# partition substrate: what to use?



## jarthel (26 Dec 2009)

I came across threads that talk about the subject but I'm not really sure what is the item.

clear acrylic is 1thing I know but  what I've seen are quite thick and would not bend at all.

people have mentioned rainstrip and other items. maybe you can give links to a photo of the product (or link to the product info) so I can look at the local hardware/gardening shop?

thank you


----------



## samc (26 Dec 2009)

i use the same sheets they use for overhead projectors. the stuff i used in my pico.

this stuff it really good for smaller tanks although for a bigger tank than nano i would use something more substantial like the garden edging saintly uses. 













he use smilar stuff to this. or did. but anything similar will be fine. you would want to leave it about 5mm above the substrate as shrimp tend to mix it up. although most people cover the line in moss or riccia stones aswell


----------



## jarthel (26 Dec 2009)

thank you.
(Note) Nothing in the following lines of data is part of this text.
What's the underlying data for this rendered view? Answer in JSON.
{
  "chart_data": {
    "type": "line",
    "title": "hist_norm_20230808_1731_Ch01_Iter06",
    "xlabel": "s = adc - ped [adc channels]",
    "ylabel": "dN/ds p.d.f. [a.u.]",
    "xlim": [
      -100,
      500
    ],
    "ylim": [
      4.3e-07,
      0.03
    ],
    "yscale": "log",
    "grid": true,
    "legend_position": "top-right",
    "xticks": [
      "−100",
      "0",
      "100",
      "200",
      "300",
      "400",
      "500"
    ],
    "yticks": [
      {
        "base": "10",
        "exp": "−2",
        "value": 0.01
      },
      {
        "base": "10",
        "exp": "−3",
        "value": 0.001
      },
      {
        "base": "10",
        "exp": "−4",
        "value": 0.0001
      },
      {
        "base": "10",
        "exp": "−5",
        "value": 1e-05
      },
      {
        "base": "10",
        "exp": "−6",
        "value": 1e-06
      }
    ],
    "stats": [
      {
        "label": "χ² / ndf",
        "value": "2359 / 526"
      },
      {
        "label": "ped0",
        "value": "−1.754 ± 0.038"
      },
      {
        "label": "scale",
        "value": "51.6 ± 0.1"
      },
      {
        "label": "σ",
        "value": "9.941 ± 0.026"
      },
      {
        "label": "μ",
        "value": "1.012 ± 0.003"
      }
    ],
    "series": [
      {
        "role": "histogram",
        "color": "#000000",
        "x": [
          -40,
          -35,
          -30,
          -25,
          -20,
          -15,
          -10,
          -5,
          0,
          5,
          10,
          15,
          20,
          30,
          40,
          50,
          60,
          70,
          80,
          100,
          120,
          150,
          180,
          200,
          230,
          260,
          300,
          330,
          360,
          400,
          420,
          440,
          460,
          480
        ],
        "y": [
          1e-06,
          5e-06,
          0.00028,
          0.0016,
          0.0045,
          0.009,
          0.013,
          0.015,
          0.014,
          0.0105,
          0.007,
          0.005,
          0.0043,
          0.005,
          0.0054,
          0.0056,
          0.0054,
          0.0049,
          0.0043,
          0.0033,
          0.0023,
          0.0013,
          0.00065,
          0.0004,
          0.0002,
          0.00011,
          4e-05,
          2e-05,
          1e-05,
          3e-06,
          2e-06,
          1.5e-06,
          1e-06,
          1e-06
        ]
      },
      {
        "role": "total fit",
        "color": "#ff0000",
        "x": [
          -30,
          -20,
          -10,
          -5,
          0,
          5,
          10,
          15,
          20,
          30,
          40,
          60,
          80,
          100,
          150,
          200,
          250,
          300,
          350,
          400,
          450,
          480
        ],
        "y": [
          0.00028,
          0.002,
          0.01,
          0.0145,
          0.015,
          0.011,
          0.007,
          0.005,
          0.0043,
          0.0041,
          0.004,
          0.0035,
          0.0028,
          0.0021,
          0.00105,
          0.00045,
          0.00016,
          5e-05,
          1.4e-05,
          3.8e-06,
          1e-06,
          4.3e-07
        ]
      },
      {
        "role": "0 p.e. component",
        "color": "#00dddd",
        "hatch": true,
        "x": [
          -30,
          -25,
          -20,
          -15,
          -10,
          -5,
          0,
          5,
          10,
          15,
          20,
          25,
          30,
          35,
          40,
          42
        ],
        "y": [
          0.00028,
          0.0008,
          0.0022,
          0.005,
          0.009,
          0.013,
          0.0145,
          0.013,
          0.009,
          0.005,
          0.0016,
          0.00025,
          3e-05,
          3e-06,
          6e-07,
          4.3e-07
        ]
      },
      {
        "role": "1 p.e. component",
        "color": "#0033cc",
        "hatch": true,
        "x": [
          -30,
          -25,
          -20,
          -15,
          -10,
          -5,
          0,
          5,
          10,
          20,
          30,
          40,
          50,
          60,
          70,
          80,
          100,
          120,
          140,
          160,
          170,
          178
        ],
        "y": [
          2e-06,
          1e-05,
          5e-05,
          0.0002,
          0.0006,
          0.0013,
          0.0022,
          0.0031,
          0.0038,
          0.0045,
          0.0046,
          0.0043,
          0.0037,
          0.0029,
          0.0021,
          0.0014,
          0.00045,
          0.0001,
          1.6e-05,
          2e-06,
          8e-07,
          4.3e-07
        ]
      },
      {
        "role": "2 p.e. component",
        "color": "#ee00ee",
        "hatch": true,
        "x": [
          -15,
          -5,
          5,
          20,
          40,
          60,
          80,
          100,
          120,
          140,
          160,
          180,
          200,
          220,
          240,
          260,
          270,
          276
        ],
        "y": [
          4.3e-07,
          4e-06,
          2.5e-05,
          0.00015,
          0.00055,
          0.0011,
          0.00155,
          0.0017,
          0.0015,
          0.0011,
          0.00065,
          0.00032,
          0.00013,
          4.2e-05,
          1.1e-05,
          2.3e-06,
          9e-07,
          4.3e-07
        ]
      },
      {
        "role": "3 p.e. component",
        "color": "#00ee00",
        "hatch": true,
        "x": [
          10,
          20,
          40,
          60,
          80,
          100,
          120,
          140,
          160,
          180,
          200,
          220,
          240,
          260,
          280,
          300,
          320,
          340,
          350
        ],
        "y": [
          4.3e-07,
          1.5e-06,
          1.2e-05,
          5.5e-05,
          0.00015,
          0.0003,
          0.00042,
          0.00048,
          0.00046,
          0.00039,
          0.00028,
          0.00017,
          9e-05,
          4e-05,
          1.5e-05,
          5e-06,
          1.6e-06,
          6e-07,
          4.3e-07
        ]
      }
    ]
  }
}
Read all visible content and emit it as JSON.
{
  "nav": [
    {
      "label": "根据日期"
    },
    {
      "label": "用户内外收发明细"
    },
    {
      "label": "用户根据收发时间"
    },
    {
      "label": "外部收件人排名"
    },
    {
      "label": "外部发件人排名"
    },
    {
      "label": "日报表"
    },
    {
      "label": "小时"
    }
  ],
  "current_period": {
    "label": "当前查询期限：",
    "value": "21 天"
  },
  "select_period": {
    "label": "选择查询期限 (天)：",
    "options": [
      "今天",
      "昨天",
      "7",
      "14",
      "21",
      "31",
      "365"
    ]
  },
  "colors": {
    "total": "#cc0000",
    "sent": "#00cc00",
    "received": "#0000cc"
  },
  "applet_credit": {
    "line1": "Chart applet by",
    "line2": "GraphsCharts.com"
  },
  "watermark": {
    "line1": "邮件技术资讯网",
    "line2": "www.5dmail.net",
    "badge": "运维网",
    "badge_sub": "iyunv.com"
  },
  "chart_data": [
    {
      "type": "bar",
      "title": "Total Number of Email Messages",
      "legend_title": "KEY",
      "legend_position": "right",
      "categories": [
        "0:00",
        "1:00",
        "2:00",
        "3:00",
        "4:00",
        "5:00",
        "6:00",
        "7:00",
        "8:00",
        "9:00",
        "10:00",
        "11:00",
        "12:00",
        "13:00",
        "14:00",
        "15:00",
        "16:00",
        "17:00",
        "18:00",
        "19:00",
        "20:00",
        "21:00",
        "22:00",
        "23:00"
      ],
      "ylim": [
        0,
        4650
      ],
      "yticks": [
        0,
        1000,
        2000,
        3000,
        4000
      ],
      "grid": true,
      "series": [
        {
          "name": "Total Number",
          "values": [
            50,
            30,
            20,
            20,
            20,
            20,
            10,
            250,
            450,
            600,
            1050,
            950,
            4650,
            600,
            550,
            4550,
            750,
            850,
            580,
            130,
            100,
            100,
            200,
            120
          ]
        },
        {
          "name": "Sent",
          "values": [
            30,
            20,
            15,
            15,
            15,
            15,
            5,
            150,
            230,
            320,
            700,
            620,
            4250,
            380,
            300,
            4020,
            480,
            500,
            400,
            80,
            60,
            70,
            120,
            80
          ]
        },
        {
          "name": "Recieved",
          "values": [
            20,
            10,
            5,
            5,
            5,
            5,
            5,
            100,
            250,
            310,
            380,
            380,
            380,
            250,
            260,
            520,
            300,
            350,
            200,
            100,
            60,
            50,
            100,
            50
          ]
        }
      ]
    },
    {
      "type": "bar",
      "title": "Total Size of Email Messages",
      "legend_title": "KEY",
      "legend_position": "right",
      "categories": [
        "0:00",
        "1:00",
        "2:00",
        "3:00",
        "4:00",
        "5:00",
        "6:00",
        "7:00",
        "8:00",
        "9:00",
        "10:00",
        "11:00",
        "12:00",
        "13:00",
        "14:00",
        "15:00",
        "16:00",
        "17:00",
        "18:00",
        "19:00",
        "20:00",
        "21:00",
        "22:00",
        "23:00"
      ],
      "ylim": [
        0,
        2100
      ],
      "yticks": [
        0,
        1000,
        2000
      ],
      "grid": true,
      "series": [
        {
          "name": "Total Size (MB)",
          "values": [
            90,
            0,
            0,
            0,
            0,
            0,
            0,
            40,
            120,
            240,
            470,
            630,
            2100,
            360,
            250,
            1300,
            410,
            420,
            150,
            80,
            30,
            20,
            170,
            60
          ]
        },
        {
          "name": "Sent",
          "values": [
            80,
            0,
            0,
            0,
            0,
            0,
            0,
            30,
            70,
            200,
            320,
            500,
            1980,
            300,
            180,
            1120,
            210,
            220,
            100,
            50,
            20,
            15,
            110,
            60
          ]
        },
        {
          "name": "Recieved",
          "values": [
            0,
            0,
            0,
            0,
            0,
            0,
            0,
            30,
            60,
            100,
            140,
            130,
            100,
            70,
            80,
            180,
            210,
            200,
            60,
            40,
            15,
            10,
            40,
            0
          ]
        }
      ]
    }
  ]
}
I've seen something similar to lawn edging here. but I believe it's called something else.

I'll check it out. 

------------

fyi:  I'm mostly concern with runner plants as my foreground would be slow growing marsilea hirsuta (a native to australia).


----------



## NatureBoy (3 Jan 2010)

I'm keen to experiment with clay in an aquascape, to create a riverbank type terrace... most rivers and streams have a fair amount of clay and I want to see if it can be used to enhance a scape.  Anyone tried it?


----------